O FUTURO DE JUAZEIRO DO NORTE-CE ERA INCERTO APÓS A MORTE DE PE.CÍCERO.

Analistas e estudiosos divergiam sobre o futuro de Juazeiro após o falecimento do Padim: acertou quem apostou no seu carisma

Fonte:DN/Regional

A estátua do religioso no Horto é um dos principais pontos de visitação de Juazeiro ( Fotos: Antonio Rodrigues )
 por Antonio Rodrigues - Colaborador
No Largo do Socorro está a estátua do Padre Cícero feita pelo escultor italiano Agostinho Balmes Odísio. Por muitos anos, foi o principal objeto de turismo e culto de Juazeiro do Norte
Juazeiro do Norte. Todo dia 20 de cada mês, este Município, no Cariri cearense, veste preto para lembrar a morte do seu fundador: Padre Cícero Romão Batista. A celebração se intensifica, como há pouco mais de duas semanas, no dia 20 de julho, data exata da "viagem" do "padrinho" - já que os romeiros acreditam que ele não morreu. Se hoje são estimadas mais de 270 mil pessoas no pequeno território de 248 km², há 84 anos, pairava uma dúvida na imprensa nacional e entre intelectuais, devotos e romeiros: com a morte do santo popular, a cidade conseguiria ainda existir?
No dia 18 de julho de 1934, o médico Belém de Figueiredo prestou os primeiros cuidados ao Padre Cícero, acometido de uma crise intestinal. No dia seguinte, o quadro de saúde do pároco agravou, sendo diagnosticado obstrução intestinal, agravada por insuficiência cardiorrenal. Na sexta-feira, dia 20, o sacerdote não resistiu e morreu aos 90 anos no leito de sua residência, na Rua São José, hoje instalada a Casa Museu Padre Cícero.

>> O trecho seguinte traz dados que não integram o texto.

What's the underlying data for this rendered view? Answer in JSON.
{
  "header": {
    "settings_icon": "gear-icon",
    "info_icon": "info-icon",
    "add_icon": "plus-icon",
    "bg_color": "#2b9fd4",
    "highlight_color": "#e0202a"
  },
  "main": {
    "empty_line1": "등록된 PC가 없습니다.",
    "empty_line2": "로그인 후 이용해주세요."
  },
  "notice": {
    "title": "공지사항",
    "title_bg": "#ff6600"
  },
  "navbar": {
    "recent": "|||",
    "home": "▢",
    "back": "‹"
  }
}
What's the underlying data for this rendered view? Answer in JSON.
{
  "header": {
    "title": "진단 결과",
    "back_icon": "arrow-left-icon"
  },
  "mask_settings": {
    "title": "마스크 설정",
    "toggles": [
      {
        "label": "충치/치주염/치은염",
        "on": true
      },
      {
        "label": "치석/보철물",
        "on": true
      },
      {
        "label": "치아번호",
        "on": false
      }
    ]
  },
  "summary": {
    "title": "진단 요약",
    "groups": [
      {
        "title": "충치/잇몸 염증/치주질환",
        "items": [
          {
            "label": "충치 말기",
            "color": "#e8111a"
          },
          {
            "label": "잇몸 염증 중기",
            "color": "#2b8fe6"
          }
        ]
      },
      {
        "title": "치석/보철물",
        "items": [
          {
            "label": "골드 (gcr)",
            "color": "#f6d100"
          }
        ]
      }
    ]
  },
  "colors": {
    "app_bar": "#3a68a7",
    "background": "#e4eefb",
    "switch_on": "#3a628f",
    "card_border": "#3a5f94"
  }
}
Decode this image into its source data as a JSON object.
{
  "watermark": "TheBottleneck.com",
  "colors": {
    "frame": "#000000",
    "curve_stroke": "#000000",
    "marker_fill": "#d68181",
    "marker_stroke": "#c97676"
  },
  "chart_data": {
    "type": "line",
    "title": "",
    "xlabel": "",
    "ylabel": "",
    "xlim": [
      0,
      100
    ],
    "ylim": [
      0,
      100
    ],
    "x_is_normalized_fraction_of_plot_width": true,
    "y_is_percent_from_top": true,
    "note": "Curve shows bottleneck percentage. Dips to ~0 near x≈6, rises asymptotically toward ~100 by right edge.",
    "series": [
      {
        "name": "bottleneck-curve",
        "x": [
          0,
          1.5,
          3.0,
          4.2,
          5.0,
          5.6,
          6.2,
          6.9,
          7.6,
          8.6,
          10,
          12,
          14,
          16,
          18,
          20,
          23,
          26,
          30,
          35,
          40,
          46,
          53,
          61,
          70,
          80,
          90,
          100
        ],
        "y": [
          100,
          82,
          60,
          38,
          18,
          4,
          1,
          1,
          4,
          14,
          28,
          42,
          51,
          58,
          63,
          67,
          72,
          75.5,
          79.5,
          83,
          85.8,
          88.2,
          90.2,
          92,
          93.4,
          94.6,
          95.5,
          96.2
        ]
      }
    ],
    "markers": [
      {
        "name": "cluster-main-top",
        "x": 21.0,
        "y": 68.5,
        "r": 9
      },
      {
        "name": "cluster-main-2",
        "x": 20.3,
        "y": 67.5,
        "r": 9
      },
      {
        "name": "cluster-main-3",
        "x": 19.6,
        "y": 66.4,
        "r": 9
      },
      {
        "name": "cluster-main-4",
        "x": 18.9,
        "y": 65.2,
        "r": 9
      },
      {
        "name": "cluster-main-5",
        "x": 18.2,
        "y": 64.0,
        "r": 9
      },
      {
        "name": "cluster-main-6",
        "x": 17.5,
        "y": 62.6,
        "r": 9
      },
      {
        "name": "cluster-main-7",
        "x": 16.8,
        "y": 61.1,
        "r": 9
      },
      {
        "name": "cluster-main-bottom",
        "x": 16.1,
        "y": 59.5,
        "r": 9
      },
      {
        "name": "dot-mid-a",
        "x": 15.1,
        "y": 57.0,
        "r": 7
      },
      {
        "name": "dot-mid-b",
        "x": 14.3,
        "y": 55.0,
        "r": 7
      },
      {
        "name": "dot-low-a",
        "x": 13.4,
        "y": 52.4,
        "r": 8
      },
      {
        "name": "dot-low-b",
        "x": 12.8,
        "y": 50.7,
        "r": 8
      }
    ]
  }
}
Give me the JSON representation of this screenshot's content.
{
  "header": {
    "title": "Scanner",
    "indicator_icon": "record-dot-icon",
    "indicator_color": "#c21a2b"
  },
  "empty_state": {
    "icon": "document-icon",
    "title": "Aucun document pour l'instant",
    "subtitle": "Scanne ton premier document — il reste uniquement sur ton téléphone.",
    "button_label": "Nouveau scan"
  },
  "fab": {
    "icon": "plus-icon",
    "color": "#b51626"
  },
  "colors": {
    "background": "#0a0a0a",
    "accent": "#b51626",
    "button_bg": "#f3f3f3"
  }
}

"É que muitas pessoas o julgam santo e não acreditam na sua morte. Aqui era grande o numero dos que mantinham essa convicção e que se aproximavam do corpo, para vê-lo muito de perto, verificando então o fato consumado. Dos que assim pensavam, alguns têm enlouquecido diante da realidade", narrou um correspondente do periódico "A Noite", do Rio de Janeiro. De fato, alguns devotos acreditavam que, como era santo, Padre Cícero era imortal.
No entanto, segundo a historiadora Amanda Teixeira, que pesquisou Juazeiro do Norte entre 1934 a 1969, a morte do Padre Cícero foi narrada de maneiras distintas por vários jornais brasileiros. "Eram representações distintas, de sujeitos distintos e com interesses distintos", afirma. Nos jornais do Sudeste, imaginavam que o "fanatismo" intensificaria, outros narram pessoas que enlouqueceram e desmaiavam como se a morte do sacerdote fosse o fim do mundo.
"Sabbado ultimo, uma mulher, cujo nome a reportagem não conseguiu identificar, ateou fogo às vestes, utilizando-se de kerozene, para pôr termo à existência. Dizem que o gesto da tresloucada se prende à morte do Padre Cicero. Houve quem a ouvisse dizer que não queria viver sem o padre na terra. A capella do Perpetuo não comporta o numero de visitantes, que é ininterruptamente considerável", impressionou os leitores no dia 3 de agosto de 1934 o jornal carioca "A Noite".
Nos jornais do Nordeste, ao contrário, havia uma tentativa de parecer que Juazeiro era, de fato, civilizada. Há descrições minuciosas nos periódicos locais falando quais autoridades estavam presentes no velório ou enviou representantes, que correu em ordem e que a Polícia esteve presente, mas não precisou conter ninguém. E passado o cortejo fúnebre, que estima-se ter reunido 40 mil pessoas, começou a se especular: o que aconteceria com a cidade fundada pelo Padre Cícero?
Tristeza
Amanda Teixeira conta que as classes populares de devotos, romeiros e beatos viam Juazeiro sem o Padre Cícero como um lugar de tristeza e abandono, porque o "Padrinho" era um guia espiritual e que também prestava auxílio financeiro, enviando pessoas para o trabalho, conduzindo a vida material. Ou seja, sua morte já era esperada com certo temor. Já entre os intelectuais, as expectativas eram completamente diferentes. Havia aqueles que temiam o cangaço na cidade, que as pessoas ficassem enlouquecidas e o Município cheio de "malucos".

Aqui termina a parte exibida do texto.